La primera reacción se presentó después de un té desacostumbradamente tranquilo. En vez de salir corriendo hacia el aparato de televisión, Timothy desapareció en la biblioteca de su padre para salir de ella, al cabo de unos instantes, con un libro en las manos. Entonces se sentó en un rincón y empezó a leer.

—Has estado amedrentándole —acusó Mary en un susurro—. ¿Qué le has dicho esta tarde?

—Nada —protestó el doctor Merrinoe—. Nada en absoluto. Le he dejado que se divirtiera con Peeping Tom, mientras yo ponía en orden algunos papeles en mi oficina.

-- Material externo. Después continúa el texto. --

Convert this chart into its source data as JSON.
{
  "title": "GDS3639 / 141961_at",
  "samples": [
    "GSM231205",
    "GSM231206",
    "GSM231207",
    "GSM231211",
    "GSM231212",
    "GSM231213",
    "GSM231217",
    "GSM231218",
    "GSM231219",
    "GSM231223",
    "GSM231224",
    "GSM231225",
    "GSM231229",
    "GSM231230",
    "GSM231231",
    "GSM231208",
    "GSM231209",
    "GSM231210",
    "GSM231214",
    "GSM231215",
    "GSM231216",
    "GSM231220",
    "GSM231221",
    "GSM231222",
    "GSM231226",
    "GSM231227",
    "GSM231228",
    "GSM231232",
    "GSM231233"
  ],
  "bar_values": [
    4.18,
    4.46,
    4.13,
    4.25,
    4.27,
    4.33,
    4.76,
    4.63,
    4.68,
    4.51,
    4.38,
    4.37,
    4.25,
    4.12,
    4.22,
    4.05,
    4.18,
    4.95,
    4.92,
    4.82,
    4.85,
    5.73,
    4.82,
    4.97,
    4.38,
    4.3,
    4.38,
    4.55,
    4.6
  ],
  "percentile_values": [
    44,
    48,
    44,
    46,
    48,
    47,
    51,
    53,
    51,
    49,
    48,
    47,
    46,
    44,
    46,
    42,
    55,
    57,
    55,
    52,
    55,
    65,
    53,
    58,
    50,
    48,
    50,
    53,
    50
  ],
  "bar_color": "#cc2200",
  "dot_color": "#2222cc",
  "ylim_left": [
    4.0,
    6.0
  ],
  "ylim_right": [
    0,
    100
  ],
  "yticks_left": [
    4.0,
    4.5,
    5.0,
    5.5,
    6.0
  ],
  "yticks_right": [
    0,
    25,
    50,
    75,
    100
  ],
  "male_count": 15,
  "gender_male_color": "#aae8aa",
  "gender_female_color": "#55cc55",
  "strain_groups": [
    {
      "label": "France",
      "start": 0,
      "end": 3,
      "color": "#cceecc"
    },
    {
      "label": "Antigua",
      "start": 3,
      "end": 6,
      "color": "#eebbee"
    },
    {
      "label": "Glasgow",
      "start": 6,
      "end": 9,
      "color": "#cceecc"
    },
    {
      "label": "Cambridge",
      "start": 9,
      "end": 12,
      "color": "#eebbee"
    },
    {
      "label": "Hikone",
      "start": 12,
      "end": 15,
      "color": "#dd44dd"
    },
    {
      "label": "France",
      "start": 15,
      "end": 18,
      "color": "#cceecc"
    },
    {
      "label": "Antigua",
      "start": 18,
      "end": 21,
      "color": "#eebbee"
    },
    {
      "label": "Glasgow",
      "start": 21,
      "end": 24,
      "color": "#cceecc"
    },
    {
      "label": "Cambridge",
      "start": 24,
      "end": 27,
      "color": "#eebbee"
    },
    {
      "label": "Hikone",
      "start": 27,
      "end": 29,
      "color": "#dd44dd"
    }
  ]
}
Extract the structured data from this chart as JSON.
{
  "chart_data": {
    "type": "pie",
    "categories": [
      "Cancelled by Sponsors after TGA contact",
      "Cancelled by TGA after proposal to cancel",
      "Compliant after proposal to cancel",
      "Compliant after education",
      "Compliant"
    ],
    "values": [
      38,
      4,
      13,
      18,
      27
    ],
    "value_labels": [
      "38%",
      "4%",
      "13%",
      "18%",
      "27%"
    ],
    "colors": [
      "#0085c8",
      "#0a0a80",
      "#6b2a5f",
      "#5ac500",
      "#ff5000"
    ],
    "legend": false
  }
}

—Alguien ha estado amedrentándole —insistió Mary—. O quizás está enfermo.

Timothy alzó los ojos del libro.

—¿Crees que un hombre puede hacerse invisible a sí mismo? —preguntó.

—Desde luego que no —respondió su padre—. ¿Por qué?

—Es el tema de este libro, El Hombre Invisible. Parece una historia bastante buena.

Recordando su propio período H. G. Wells, el doctor Merrinoe quedó sorprendido.